As I am currently traveling, one of my wonderful sisters has been kind enough to write a thoughtful guest post for Unquiet Things.  Read more about this brave, sweet, sensitive soul over at Under The Shadow Of The Mountain.

corn

“You’ve haunted me all my life
You’re always out of reach when I’m in pursuit
Long winded then suddenly mute
And there’s a flaw in my heart’s design
For I keep trying to make you mine…”
-Death Cab for Cutie

 

“Where do you come from?”

It’s a common enough question, and simple enough, too. So why don’t I have a simple answer? “I live in California,” I tell people. “But I was born in Ohio, and I grew up in Florida. But I’m FROM Indiana.” Why do I tell people that, when I only lived in Indiana for two years; when really, it’s my mother and her father and his father and so on, back to 1820, who are from there? How can I be from there?

I’m from there because, quite simply, Indiana has haunted me since I was a child. It haunted me each time I asked my grandparents to tell me about the “olden days” growing up on the farm in the Depression. It haunted me when I looked out at the humidity-choked Florida summers and wondered what it was like to experience seasons. It haunted me when I gazed up at at the popcorn ceiling in our 3 bedroom-2-bath Florida ranch-house, and imagined what it would be like to live in an old farmhouse or bungalow. It haunted me as I told people we came from “Good Midwestern farmer stock.” It haunted me and it never quit, until, when I was 24, I made the decision to move to Indiana for grad school and to stop wondering, dammit, and start living. And of course, I fell in love.

 spring

What wasn’t to love? I was besotted with a Hoosier boy, who was agreeably besotted back. I was enchanted by the silent, eerie glow of fireflies on summer nights. I got excited by cornfields, for god’s sake. I dragged Hoosier Boy around to just gawk at old houses. The often-dilapidated barns–hundreds, maybe even thousands of them–across the state never failed to impress me, the way they endured neglect for decades and still stood, quietly dignified. The unreal, vivid green of springtime dazzled me, even as the thunderclouds from potentially deadly spring storms roiled overhead and the tornado sirens wailed their weird warble across the countryside. The absurd county fairs, notorious for deep-fried anything, bemused and beguiled me in equal portions. Our family history began to intrigue me, especially when I found out that my great-great grandparents were buried one county over. I eventually made the cheesy remark to Hoosier Boy that I was “exploring the land of my past with the man of my future.”

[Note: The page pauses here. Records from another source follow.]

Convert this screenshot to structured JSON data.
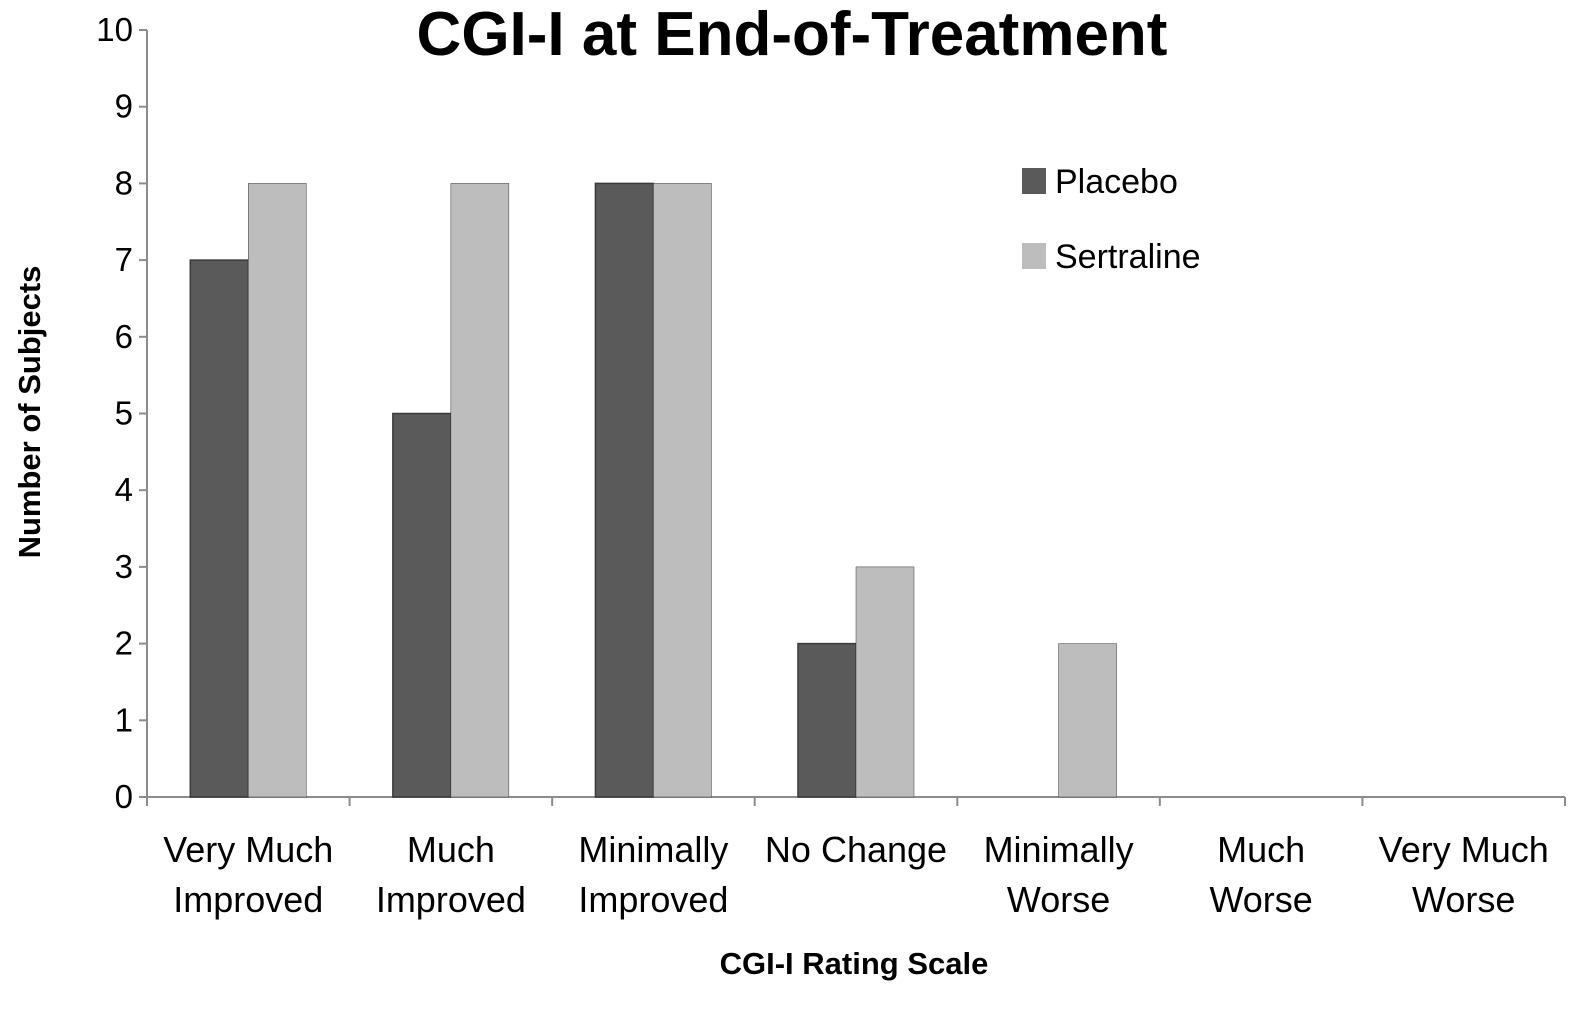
{
  "chart_data": {
    "type": "bar",
    "title": "CGI-I at End-of-Treatment",
    "xlabel": "CGI-I Rating Scale",
    "ylabel": "Number of Subjects",
    "ylim": [
      0,
      10
    ],
    "yticks": [
      0,
      1,
      2,
      3,
      4,
      5,
      6,
      7,
      8,
      9,
      10
    ],
    "grid": false,
    "legend_position": "top-right",
    "categories": [
      [
        "Very Much",
        "Improved"
      ],
      [
        "Much",
        "Improved"
      ],
      [
        "Minimally",
        "Improved"
      ],
      [
        "No Change"
      ],
      [
        "Minimally",
        "Worse"
      ],
      [
        "Much",
        "Worse"
      ],
      [
        "Very Much",
        "Worse"
      ]
    ],
    "series": [
      {
        "name": "Placebo",
        "color": "#5a5a5a",
        "values": [
          7,
          5,
          8,
          2,
          0,
          0,
          0
        ]
      },
      {
        "name": "Sertraline",
        "color": "#bdbdbd",
        "values": [
          8,
          8,
          8,
          3,
          2,
          0,
          0
        ]
      }
    ]
  }
}
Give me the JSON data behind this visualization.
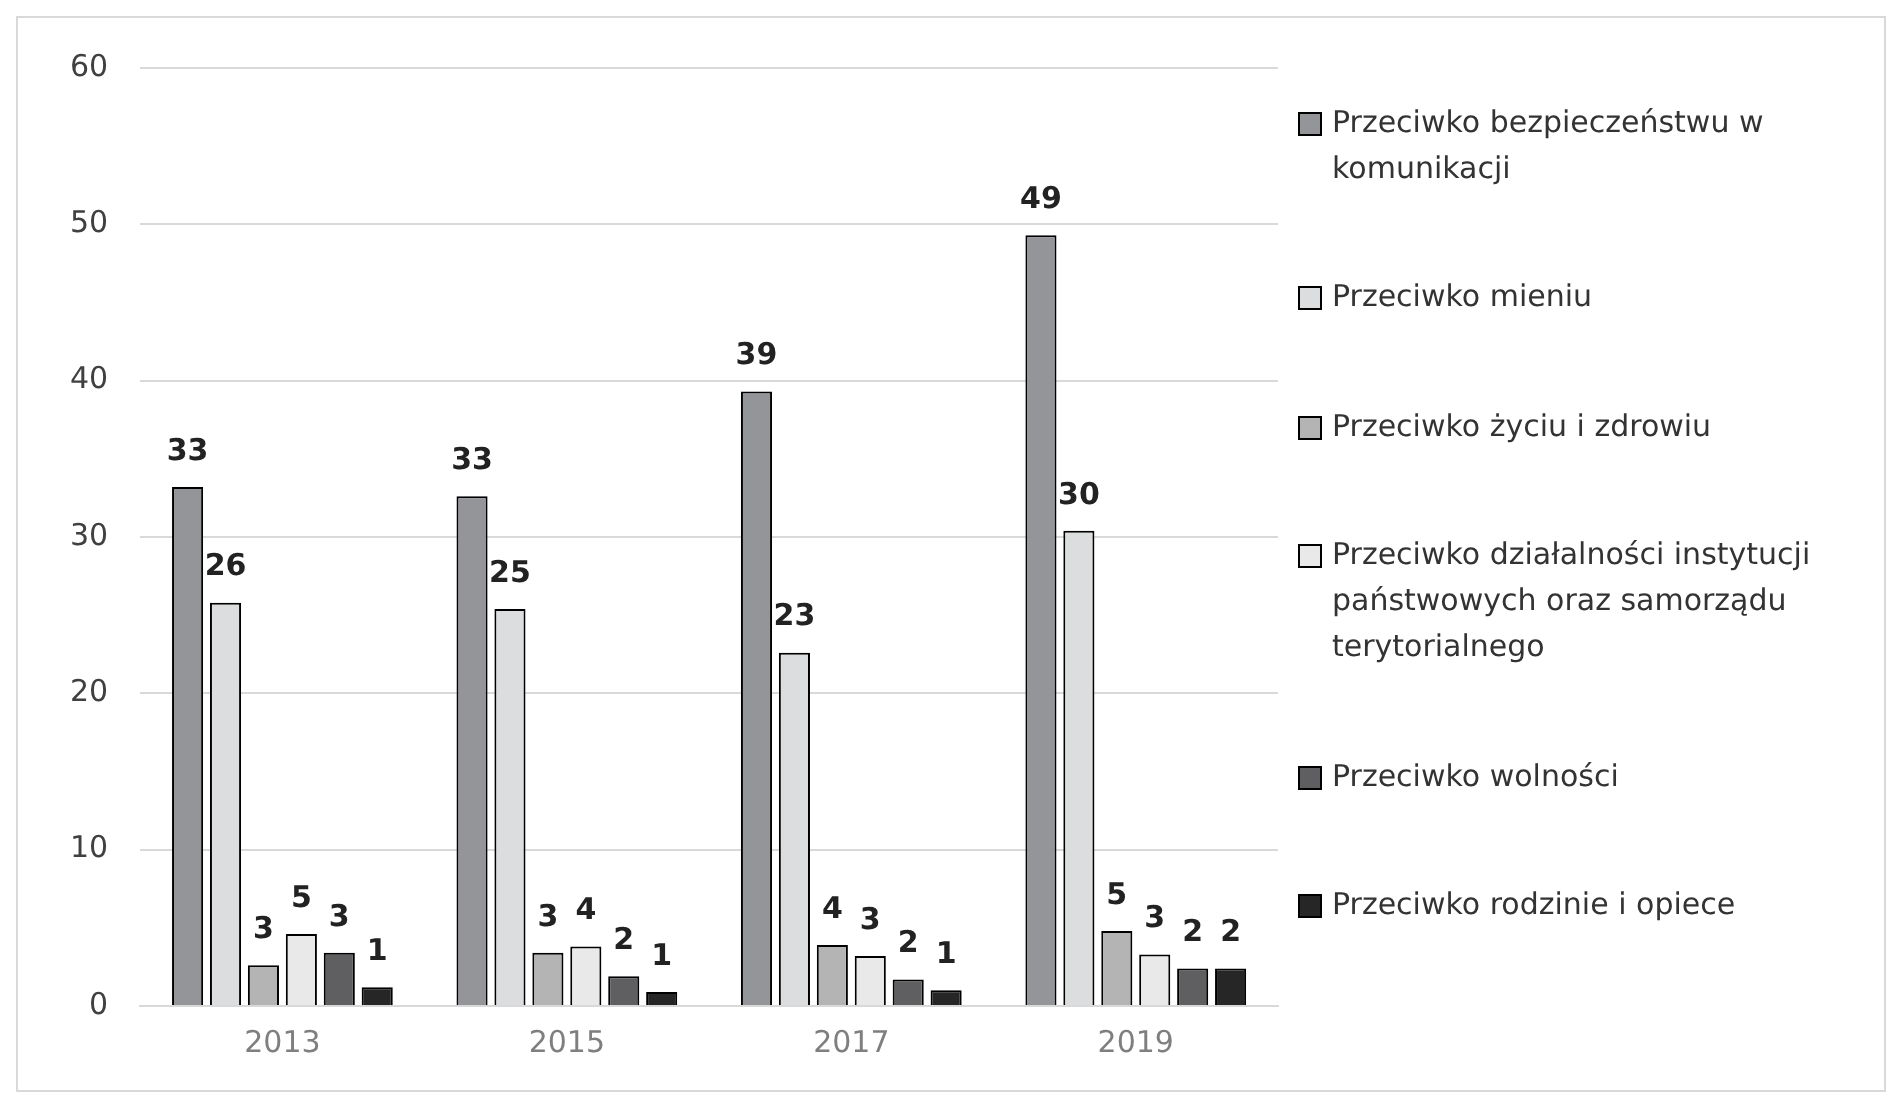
{
  "chart_data": {
    "type": "bar",
    "categories": [
      "2013",
      "2015",
      "2017",
      "2019"
    ],
    "series": [
      {
        "name": "Przeciwko bezpieczeństwu w komunikacji",
        "color": "#939598",
        "values": [
          33.2,
          32.6,
          39.3,
          49.3
        ],
        "value_labels": [
          "33",
          "33",
          "39",
          "49"
        ]
      },
      {
        "name": "Przeciwko mieniu",
        "color": "#dcdddf",
        "values": [
          25.8,
          25.4,
          22.6,
          30.4
        ],
        "value_labels": [
          "26",
          "25",
          "23",
          "30"
        ]
      },
      {
        "name": "Przeciwko życiu i zdrowiu",
        "color": "#b4b4b4",
        "values": [
          2.6,
          3.4,
          3.9,
          4.8
        ],
        "value_labels": [
          "3",
          "3",
          "4",
          "5"
        ]
      },
      {
        "name": "Przeciwko działalności instytucji państwowych oraz samorządu terytorialnego",
        "color": "#e9e9e9",
        "values": [
          4.6,
          3.8,
          3.2,
          3.3
        ],
        "value_labels": [
          "5",
          "4",
          "3",
          "3"
        ]
      },
      {
        "name": "Przeciwko wolności",
        "color": "#5f5f61",
        "values": [
          3.4,
          1.9,
          1.7,
          2.4
        ],
        "value_labels": [
          "3",
          "2",
          "2",
          "2"
        ]
      },
      {
        "name": "Przeciwko rodzinie i opiece",
        "color": "#262626",
        "values": [
          1.2,
          0.9,
          1.0,
          2.4
        ],
        "value_labels": [
          "1",
          "1",
          "1",
          "2"
        ]
      }
    ],
    "ylim": [
      0,
      60
    ],
    "yticks": [
      0,
      10,
      20,
      30,
      40,
      50,
      60
    ],
    "grid": "y",
    "legend": "right"
  }
}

But of course, love is complicated. And there has always been enough of the academe-trained liberal in me to know that there were parts of Indiana that would never, will never, sit well with me. The work ethic and the courtesy of Middle Americans are no myth, but neither is their stoic reserve–and for an in-your-face, say-everything kinda gal like me, I never felt like I fit in. There are strong conservative elements (I’ll avoid other, more judge-y terms) in Indiana that have definitely presented themselves on an embarrassingly national stage recently, that made and make me feel uncomfortable at best and ashamed at worst.

But I never stopped loving Indiana.

Not even when I had to leave to nurture my career and nurse a broken heart. That was almost ten years ago now, and believe it or not, my heart is still broken. Or perhaps it just yearns for what it can’t have–a settled, anonymous kind of life, in Middle America, in an Indianapolis suburb.

fall

The late and great David Foster Wallace once said, Every love story is a ghost story. And in its most basic, broken-down form, this is truth. When you love someone, you give them the power to haunt you, should you ever lose them. And if the people we love can haunt us, can linger and haunt places, I think it stands to reason that places can haunt people, too. Indiana certainly haunts me.

I wonder, will I haunt Indiana someday?

winter

 


Anton says

I understand loving a place with many conflicting parts of one's heart. I am from Texas, and the skies are in my blood. I don't want to be somewhere else. But goddamn there's a lot of bullshit that goes on in the name of my state that makes me ashamed and angry and afraid.